Until each half-lap joint was secured with spikes we didn't feel safe; when we raised a beam, it raised our hair. Tension was high. Affectionate bickering now and then revealed a little cayenne pepper in our salad of love!

We stabilized the structure with 10 pairs of 4-by-10-inch rafters on 4-foot centers. They were joined together at a 6:12 roof pitch over the ridgepole and gusseted into place. At the overhang end, I predrilled holes and drove rebar into each rafter, down through the top plate and into a log. This method eliminated the need for a bird's mouth (a notch cut into a rafter so that it sits supported on the top plate).

Kirt was busy with his career, so now I was on my own, and I welcomed the challenge. For the next three months I worked on the roofs—all four of them. Because 2-by-6-inch tongue-and-groove pine sat on top of the rafters to create the vaulted ceilings, I had to build a grid on top of that roof to receive insulation, plywood, tar paper and metal. Every day was spent aardvarking around on my hands and knees, or limping back and forth with one foot higher than the other. Like a drunken sailor, even on solid ground I favored a gimp on my starboard side. Sometimes, to avoid the sun, I would work at night with a flashlight strapped to my forehead; I must have looked like a firefly. Mercilessly exposed to the elements, roofers are unsung heroes in the construction world.

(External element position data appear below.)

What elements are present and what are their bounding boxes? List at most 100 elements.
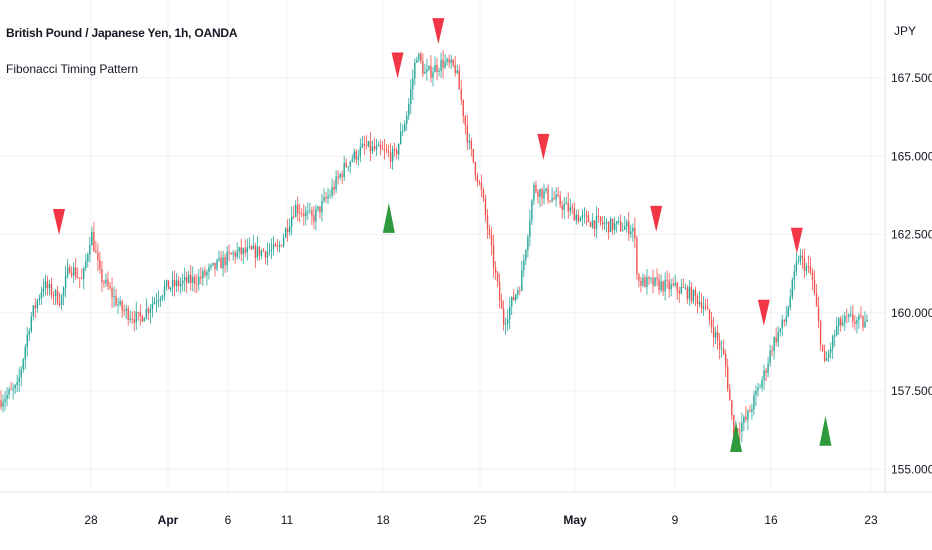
candle <box>123 304 125 317</box>
candle-body <box>541 188 543 199</box>
candle <box>385 143 388 154</box>
candle-body <box>266 251 269 258</box>
candle <box>494 261 497 280</box>
candle <box>329 189 331 199</box>
candle <box>664 272 666 301</box>
candle-body <box>527 236 529 251</box>
candle-body <box>714 332 717 338</box>
candle-body <box>587 215 590 223</box>
candle <box>282 233 285 249</box>
candle-body <box>626 221 628 227</box>
candle-body <box>252 245 255 250</box>
candle <box>827 349 830 362</box>
candle <box>523 254 525 277</box>
candle-body <box>547 188 549 201</box>
candle <box>644 274 646 288</box>
candle <box>54 289 57 306</box>
time-axis[interactable]: 28 Apr 6 11 18 25 May 9 16 23 <box>84 513 878 527</box>
candle-body <box>414 62 416 79</box>
candle <box>117 298 119 314</box>
candle-body <box>658 279 660 290</box>
candle-body <box>68 267 71 273</box>
candle <box>563 196 565 219</box>
candle-body <box>500 300 503 309</box>
candle <box>113 286 115 308</box>
indicator-label[interactable]: Fibonacci Timing Pattern <box>6 62 139 76</box>
candle <box>402 124 404 137</box>
candle-body <box>797 260 800 263</box>
candle-body <box>864 321 866 328</box>
candle-body <box>258 246 261 256</box>
candle <box>137 311 139 321</box>
candle <box>234 250 236 264</box>
candle-body <box>109 286 111 289</box>
candle-body <box>206 271 208 276</box>
candle <box>167 280 170 290</box>
candle-body <box>58 303 61 306</box>
candle-body <box>630 231 632 235</box>
candle <box>745 405 747 423</box>
candle <box>230 252 232 255</box>
candle-body <box>525 250 527 261</box>
price-tick-label: 155.000 <box>891 462 932 476</box>
candle-body <box>391 148 394 162</box>
candle-body <box>579 217 582 222</box>
candle <box>577 209 580 224</box>
candle <box>74 257 77 280</box>
price-axis[interactable]: 155.000 157.500 160.000 162.500 165.000 167.5… <box>0 0 932 493</box>
candle <box>99 251 101 274</box>
candle <box>624 216 626 231</box>
candle-body <box>70 272 73 276</box>
candle <box>785 305 787 327</box>
candle-body <box>724 354 727 367</box>
candle <box>698 291 701 308</box>
candle <box>64 265 67 298</box>
candle <box>739 421 741 442</box>
candle <box>232 250 234 261</box>
candle-body <box>430 65 432 78</box>
candle <box>424 63 426 75</box>
candle-body <box>543 190 545 199</box>
candle-body <box>833 335 836 337</box>
candle-body <box>66 267 69 276</box>
candle-body <box>545 188 547 191</box>
candle-body <box>858 315 860 320</box>
candle-body <box>280 244 283 246</box>
symbol-title[interactable]: British Pound / Japanese Yen, 1h, OANDA <box>6 26 238 40</box>
candle-body <box>743 416 745 424</box>
candle-body <box>399 131 402 144</box>
candle <box>777 326 779 348</box>
candle <box>611 218 614 235</box>
candle-body <box>825 358 828 361</box>
candle-body <box>706 306 709 310</box>
candle-body <box>836 326 838 336</box>
candle <box>678 286 680 303</box>
candle-body <box>511 296 513 307</box>
candle <box>513 289 515 301</box>
candle-body <box>624 226 626 230</box>
candle <box>105 273 107 288</box>
candle <box>825 351 828 362</box>
candle <box>646 268 648 295</box>
candle <box>535 180 537 194</box>
candle <box>52 291 55 305</box>
candle-body <box>795 262 798 272</box>
candle-body <box>323 197 325 201</box>
candle <box>410 79 412 115</box>
candle <box>139 304 141 326</box>
candle <box>496 270 499 288</box>
candle-body <box>480 182 483 190</box>
candle <box>18 367 20 393</box>
candle-body <box>613 223 616 230</box>
candle-body <box>553 197 555 200</box>
candle <box>464 114 466 135</box>
candle <box>206 269 208 286</box>
candle <box>194 274 196 293</box>
candle <box>161 294 164 302</box>
candle-body <box>559 195 561 206</box>
time-tick-label: May <box>563 513 587 527</box>
candle-body <box>848 314 850 317</box>
candle-body <box>424 72 426 74</box>
candle <box>389 143 392 169</box>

I methodically put up the walls, one log at a time, and spiked them in place. To save my wrists for the cafe, I gripped the hammer with both hands and pounded away. I swapped the log ends alternately (big end up, big end down) to even out the taper and keep the walls plumb, and set each log 2 inches over the edge of the bottom plate, for a drip edge.

Next came the 36 windows and nine doors, to button up the place. I built the doors from tongue-and-groove pine and the window frames from cedar.

With only hand tools and a band saw, I had to call on friends Merle and Ivan (master craftsmen) to make the fancy cuts. Awning hardware opened rows of east and west windows for cross ventilation.

Toward the Finish Line

To save money, I picked up my huge order of double-paned glass in my old Ford pickup (four trips!) and summoned Kirt to help unload and lift the heavy windows into place. While he pressed the fixed panes (some of them 5 by 3 feet) against my prepared stops, I secured them all around with 2-by-2s. No cracks, no shards, no gaping wounds; that was reason enough to go out for a Chinese dinner!